Throughout this narrative we have tried to keep a balance between the objective historical reasons for Eastern Kentucky Social Club members remaining so close to their Harlan County heritage and the profoundly personal reasons underlying their reverence for these old mountains and love with true devotion for the people who lived there. These are, indeed, the ties that bind them.

African American Miners and Migrants

Introduction

The life of poet Effie Waller Smith encompassed much of the history of the people described in this bookblack Appalachian migrants from the eastern Kentucky coalfields. At first, it seems Effie Smith would have little in common with the members of the Eastern Kentucky Social Club, most of whom lived in coal towns and were miners or are the children of miners.
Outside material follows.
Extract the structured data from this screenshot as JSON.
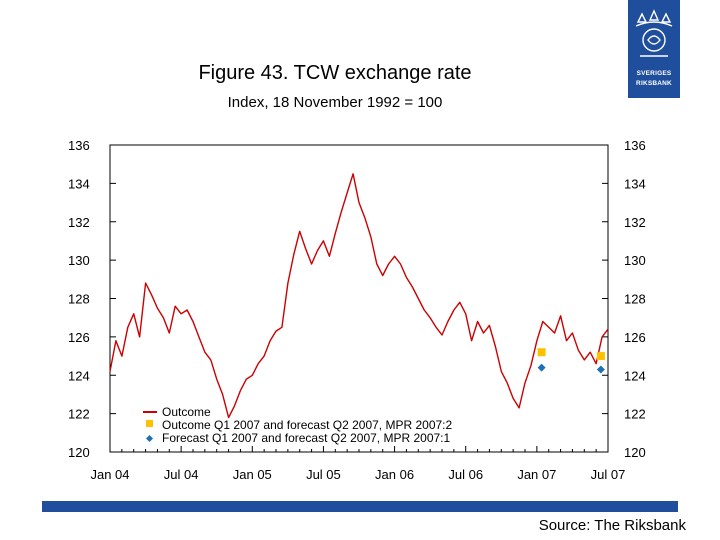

There is no evidence that the poet ever lived in a company town or a coal camp, even though some of her students probably did, because major coal operators opened mines in Pike County while she was teaching there. However, her strong attachment to the mountains and to the people who lived in them, as shown in her poetry, is where she shares a deep common bond with members of the EKSC.